Для старого латинского права тот же вопрос освещает особенно Pernice. Labeo. П. с. 243, где тоже небрежность не отграничивается от случая. Нередко тем самым вещам, которые выводятся из оборота как зловредные, приписывается целебная сила (Бруннер. Там же. с. 521). Иногда полагается срок, после коего вредоносная вещь может быть взята хозяином безнаказанно к себе (30 ночей. с. 592).
Бруннер обращает внимание на удержавшийся до наших дней (переживший пар) взгляд английских моряков на злое свойство вещей, причинивших морские аварии (их называют deodand). У нас, конечно, можно сделать бездну наблюдений такого же рода.
Частью у Якушкина встречаются в его “Обычном праве” указания на подобные явления. Однако материал не только живой, но ниже письменный (летописный, особенно тоже частью в памятниках юридических и в “Полном Собрании Законов”) далеко не исчерпан.

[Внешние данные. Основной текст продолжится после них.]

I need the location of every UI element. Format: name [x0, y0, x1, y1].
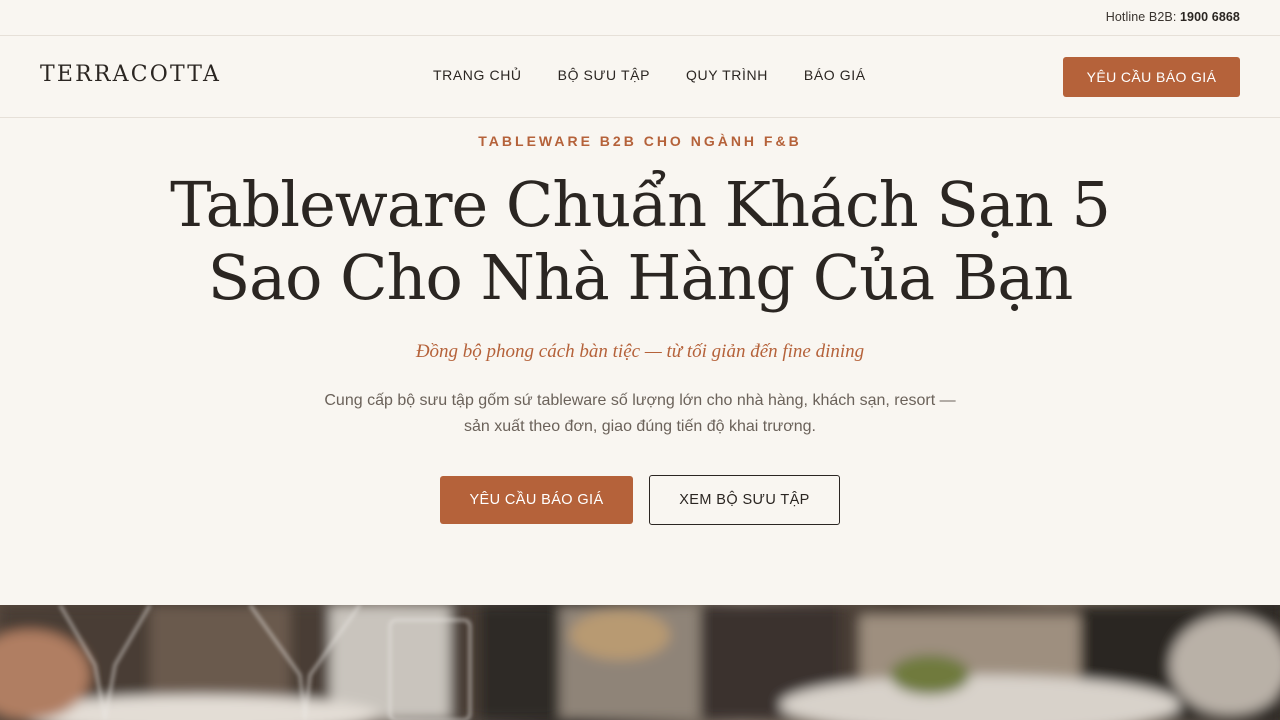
hero-description-line-1: Cung cấp bộ sưu tập gốm sứ tableware số … — [324, 392, 956, 409]
nav-item-home[interactable]: TRANG CHỦ — [433, 67, 522, 83]
logo[interactable]: TERRACOTTA — [40, 62, 221, 87]
site-header: TERRACOTTA TRANG CHỦ BỘ SƯU TẬP QUY TRÌN… — [0, 36, 1280, 118]
hotline[interactable]: Hotline B2B: 1900 6868 — [1106, 10, 1240, 24]
header-request-quote-button[interactable]: YÊU CẦU BÁO GIÁ — [1063, 57, 1240, 97]
hero-title: Tableware Chuẩn Khách Sạn 5 Sao Cho Nhà … — [140, 168, 1140, 314]
hero-tagline: Đồng bộ phong cách bàn tiệc — từ tối giả… — [415, 341, 865, 362]
restaurant-photo-illustration — [0, 605, 1280, 720]
hero-description: Cung cấp bộ sưu tập gốm sứ tableware số … — [290, 388, 990, 440]
hero-description-line-2: sản xuất theo đơn, giao đúng tiến độ kha… — [464, 418, 816, 435]
hero-request-quote-button[interactable]: YÊU CẦU BÁO GIÁ — [440, 476, 633, 524]
hero-restaurant-photo — [0, 605, 1280, 720]
hero-title-line-1: Tableware Chuẩn Khách Sạn 5 — [170, 168, 1111, 241]
main-nav: TRANG CHỦ BỘ SƯU TẬP QUY TRÌNH BÁO GIÁ — [433, 67, 902, 83]
top-utility-bar: Hotline B2B: 1900 6868 — [0, 0, 1280, 36]
hotline-number[interactable]: 1900 6868 — [1180, 10, 1240, 24]
nav-item-collection[interactable]: BỘ SƯU TẬP — [558, 67, 650, 83]
nav-item-quote[interactable]: BÁO GIÁ — [804, 67, 866, 83]
view-collection-button[interactable]: XEM BỘ SƯU TẬP — [649, 475, 840, 525]
nav-item-process[interactable]: QUY TRÌNH — [686, 67, 768, 83]
hero-eyebrow: TABLEWARE B2B CHO NGÀNH F&B — [478, 133, 802, 149]
hotline-label: Hotline B2B: — [1105, 10, 1177, 24]
hero-title-line-2: Sao Cho Nhà Hàng Của Bạn — [207, 241, 1074, 314]
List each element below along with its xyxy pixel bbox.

[7] Brunner говорит, что в древнегерманском праве, которому не чуждо различие деяния волевого и невольного, разумеется под an gevaere, ohngefahr, частью наш casus, частью небрежность, ибо чистый casus не соответствует пантеистическому воззрению языческой эпохи.
Следы того же видны у греков и римлян (Pernice. Labeo. II. 243). Ohngefahr есть то же, что non volens, nolens, casus, negligentia; у французов – mesaventure, mescheance, meschief, перешедшее в Англию (499).
[8] Нерр. с. 119. Lex Salica tit. 28. § 6, то же lex Frision. Add. Tit. 3 § 70: “similiter et puer, qui nondum duodecim annos habet, si cuilibet vulnus intulerit, in simplo componat”.
[9] В подробности вопрос опять будет нас занимать в других частях системы, особенно в учении об имущественной ответственности, независимой от договорных оснований.